The Collapse of Civilization

@felix_dakat, extinction is a problem, but is it already driving social and political instability? Eventually it could lead to a collapse of ecosystems that humans depend on, e.g. making it harder to grow enough food to feed a population. But I am not aware that that is already happening.

Similarly for climate change, though there I could see even a few destructive climate events (Katrina, Harvey, Sandy) driving social distrust, as institutions fail to respond in the ways people believed they would.

The inherent flaws in US constitutional order have been laid bare in the past few decades. The system depended on the people in charge sharing a near-uniform religious worldview, and even then it was susceptible to extreme polarization. But as the US has become a truly diverse society, where minorities have been granted full participation in democratic governance, the “gentlemen’s agreements” that made it work aren’t respected, and what’s left reinforces the all-or-nothing politics that have me thinking this way.

To abuse the metaphor: there are enough people pushing left and right that I tend to think a perpendicular push will be more effective. Thus things like this:

I feel this. In the US, support of Trump and Antifa both seem driven in part by boredom with the regular functioning of the world. So much of the popular concept of a meaningful life is based in struggle, and the promise of post-scarcity future must be terrifying for anyone who has internalized that.

True that Americans overesitmate our importance, but the collapse of a hegemony could reasonably entail the collapse of anything that the hegemony has enabled (even setting aside that we’re talking about a nuclear hegemony, whose weapons could tear the earth to its constituent parts).
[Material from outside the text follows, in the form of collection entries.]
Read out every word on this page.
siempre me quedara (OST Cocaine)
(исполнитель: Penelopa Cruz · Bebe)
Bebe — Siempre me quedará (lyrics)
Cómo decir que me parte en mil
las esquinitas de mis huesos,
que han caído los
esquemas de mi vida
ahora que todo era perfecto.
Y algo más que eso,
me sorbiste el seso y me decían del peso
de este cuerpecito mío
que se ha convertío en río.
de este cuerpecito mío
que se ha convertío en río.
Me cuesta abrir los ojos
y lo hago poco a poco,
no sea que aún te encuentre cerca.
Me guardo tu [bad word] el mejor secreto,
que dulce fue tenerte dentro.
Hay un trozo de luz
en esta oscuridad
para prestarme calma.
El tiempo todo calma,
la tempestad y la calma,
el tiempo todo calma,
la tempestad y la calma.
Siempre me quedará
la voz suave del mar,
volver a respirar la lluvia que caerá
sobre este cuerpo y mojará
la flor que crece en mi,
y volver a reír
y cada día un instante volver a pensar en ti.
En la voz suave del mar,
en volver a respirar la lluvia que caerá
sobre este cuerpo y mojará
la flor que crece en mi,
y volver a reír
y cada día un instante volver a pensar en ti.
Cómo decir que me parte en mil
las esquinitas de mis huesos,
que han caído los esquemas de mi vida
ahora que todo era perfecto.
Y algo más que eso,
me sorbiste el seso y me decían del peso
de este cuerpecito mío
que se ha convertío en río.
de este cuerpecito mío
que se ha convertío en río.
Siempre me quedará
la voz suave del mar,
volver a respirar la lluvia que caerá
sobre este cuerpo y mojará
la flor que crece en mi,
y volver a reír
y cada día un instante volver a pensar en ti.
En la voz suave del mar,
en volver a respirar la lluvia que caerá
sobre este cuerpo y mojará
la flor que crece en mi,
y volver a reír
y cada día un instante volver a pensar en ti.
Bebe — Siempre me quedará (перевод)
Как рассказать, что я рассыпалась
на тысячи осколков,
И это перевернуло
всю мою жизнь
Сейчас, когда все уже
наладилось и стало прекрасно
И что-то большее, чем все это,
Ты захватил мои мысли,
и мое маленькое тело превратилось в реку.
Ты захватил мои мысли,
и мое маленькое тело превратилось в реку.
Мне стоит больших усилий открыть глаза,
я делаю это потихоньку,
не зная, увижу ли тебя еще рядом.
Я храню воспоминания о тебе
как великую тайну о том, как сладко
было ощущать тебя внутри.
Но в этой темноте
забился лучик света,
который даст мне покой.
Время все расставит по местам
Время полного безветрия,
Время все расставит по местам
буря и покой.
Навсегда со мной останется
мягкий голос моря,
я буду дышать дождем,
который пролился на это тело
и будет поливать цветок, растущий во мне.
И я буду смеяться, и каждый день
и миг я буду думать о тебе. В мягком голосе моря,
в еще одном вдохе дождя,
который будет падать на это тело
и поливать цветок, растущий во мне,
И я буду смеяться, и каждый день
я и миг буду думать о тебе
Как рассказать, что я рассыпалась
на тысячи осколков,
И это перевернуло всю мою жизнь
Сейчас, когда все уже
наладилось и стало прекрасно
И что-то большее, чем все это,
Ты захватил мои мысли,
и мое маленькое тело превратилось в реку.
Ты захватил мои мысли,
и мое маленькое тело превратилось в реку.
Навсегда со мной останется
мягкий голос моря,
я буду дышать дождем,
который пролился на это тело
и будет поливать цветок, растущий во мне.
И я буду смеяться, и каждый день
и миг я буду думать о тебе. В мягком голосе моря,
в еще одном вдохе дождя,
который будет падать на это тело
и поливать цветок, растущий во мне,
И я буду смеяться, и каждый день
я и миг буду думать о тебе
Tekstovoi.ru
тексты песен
Already American weakness has led to multiple wars that in the past were prevented by the credible threat of American strength; what happens when the lack of credible threats make it impossible to ship produce to population centers?

We might just be using different definitions of “civilization”. I would call a transition in which large swaths of the West are reduced to the level of developments of North Korea, a “collapse of civilization”, though I understand the sense in which it isn’t. I care about the connected whole we’ve made of humanity; any transition that leaves us in disconnected clusters would be the death of one the most beautiful things we’ve ever built.